Partout en Europe, de nombreux mouvements qui ressentent l’urgence écologique dans leur chair agissent sur le terrain pour empêcher les projets climaticides, à l’image des militants de Lützerath mobilisés contre l’extension de la mine de charbon de Garzweiler en Allemagne, ou des Soulèvements de la terre contre la construction d’une zone commerciale au triangle de Gonesse ou les méga-bassines dans les Deux-Sèvres. Leurs causes sont justes. Nous, écologistes, qui nous alarmons des dérives inadmissibles du maintien de l’ordre et des violences policières dont ils sont victimes, ne pouvons ni laisser criminaliser les écologistes, ni cautionner les méthodes violentes de certains manifestants.

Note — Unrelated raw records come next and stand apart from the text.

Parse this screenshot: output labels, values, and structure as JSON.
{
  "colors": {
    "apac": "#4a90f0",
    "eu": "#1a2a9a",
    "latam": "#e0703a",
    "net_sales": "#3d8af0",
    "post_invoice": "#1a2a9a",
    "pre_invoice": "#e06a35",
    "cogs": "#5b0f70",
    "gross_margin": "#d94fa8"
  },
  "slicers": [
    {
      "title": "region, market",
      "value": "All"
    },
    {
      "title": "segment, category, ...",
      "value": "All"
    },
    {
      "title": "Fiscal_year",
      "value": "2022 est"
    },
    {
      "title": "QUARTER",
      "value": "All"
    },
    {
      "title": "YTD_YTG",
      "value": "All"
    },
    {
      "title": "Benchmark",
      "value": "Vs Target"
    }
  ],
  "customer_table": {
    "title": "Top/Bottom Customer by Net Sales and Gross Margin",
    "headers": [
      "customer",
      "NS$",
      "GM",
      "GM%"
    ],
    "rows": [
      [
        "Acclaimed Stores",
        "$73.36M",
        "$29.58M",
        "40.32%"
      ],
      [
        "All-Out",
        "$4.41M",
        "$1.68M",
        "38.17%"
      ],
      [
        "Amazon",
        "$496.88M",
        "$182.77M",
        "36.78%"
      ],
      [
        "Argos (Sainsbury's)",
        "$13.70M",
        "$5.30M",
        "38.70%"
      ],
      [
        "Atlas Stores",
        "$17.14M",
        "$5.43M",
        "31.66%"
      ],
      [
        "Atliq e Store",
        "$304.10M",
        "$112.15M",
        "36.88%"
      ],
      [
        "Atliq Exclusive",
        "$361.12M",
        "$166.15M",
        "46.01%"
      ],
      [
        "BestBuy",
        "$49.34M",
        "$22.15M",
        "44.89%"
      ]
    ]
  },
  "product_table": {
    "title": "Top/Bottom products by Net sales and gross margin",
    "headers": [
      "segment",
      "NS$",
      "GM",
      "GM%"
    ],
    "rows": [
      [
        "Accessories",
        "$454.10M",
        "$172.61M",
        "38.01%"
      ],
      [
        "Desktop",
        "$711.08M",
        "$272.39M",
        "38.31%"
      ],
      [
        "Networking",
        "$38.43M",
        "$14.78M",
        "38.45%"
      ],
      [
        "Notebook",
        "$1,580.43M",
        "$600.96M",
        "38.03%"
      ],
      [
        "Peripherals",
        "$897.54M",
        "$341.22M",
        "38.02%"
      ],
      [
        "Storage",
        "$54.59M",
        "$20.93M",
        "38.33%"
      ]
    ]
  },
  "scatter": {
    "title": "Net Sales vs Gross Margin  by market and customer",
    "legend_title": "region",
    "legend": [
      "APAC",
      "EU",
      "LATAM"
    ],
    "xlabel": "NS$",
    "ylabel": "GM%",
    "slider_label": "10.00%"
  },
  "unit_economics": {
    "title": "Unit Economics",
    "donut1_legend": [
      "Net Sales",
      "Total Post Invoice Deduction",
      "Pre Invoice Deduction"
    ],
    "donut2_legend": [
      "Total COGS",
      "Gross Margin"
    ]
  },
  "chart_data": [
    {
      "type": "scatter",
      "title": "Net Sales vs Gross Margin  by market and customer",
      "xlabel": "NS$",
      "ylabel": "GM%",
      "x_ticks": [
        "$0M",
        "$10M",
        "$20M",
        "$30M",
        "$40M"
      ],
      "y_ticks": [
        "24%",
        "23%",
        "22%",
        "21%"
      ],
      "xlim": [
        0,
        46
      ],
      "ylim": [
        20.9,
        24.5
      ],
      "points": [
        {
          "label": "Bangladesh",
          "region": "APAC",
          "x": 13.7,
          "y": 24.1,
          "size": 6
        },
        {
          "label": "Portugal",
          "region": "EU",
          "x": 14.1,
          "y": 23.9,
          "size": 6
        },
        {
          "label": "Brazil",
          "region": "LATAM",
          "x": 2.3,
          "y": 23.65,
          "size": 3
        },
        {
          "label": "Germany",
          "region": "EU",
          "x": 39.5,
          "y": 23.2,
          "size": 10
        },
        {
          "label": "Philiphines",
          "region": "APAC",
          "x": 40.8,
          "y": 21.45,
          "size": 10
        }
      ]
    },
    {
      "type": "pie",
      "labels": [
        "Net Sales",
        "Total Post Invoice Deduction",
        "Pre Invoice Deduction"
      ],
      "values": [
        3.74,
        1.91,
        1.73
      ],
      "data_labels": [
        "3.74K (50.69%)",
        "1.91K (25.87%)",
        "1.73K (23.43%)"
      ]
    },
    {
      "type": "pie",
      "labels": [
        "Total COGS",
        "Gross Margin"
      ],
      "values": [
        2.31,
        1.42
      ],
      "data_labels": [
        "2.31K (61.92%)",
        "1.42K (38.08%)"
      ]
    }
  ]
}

Sinon, comment être crédibles quand nous affirmons que l’écologie doit s’imposer démocratiquement?
Quand nous reconnaissons des droits au monde animal, et proposons de baisser la production de viande qui est l’une des premières sources d’émission de CO2, cela nous oblige à diminuer notre consommation personnelle et à cesser d’en tolérer le caractère subversif que certains lui attribuent dans les réseaux écologistes. Quand nous insistons à raison sur les émissions démesurées du transport aérien, et proposons des lois pour supprimer les petites lignes et interdire les jets privés, cela nous oblige à réduire nos déplacements en avion. Sinon comment être crédibles en demandant un effort aux Français.e.s?
Ayons confiance en nos valeurs, nous gagnons la bataille culturelle. Nous la gagnons à gauche. Nous pouvons la gagner dans la société. Il faut faire preuve de courage dans nos positions comme dans nos attitudes.
Le courage de nos idées
Nous, écologistes, sommes les héritiers d’une histoire qui lie la conscience du caractère naturel de l’homme chez Jean-Jacques Rousseau, la critique de la modernité de Jacques Ellul, le principe de responsabilité théorisé par Hans Jonas et l’espérance en la classe écologique de Bruno Latour. D’eux, nous tirons nos valeurs, une part de nos idées, la force de nos convictions, et notre engagement. Ils nous donnent le courage de regarder en face la catastrophe écologique en cours, et de chercher les ressources pour nous y attaquer. Nous ne sommes pas engagés seulement pour la joie réelle que nous avons à militer. Nous sommes engagés pour faire la rupture écologique.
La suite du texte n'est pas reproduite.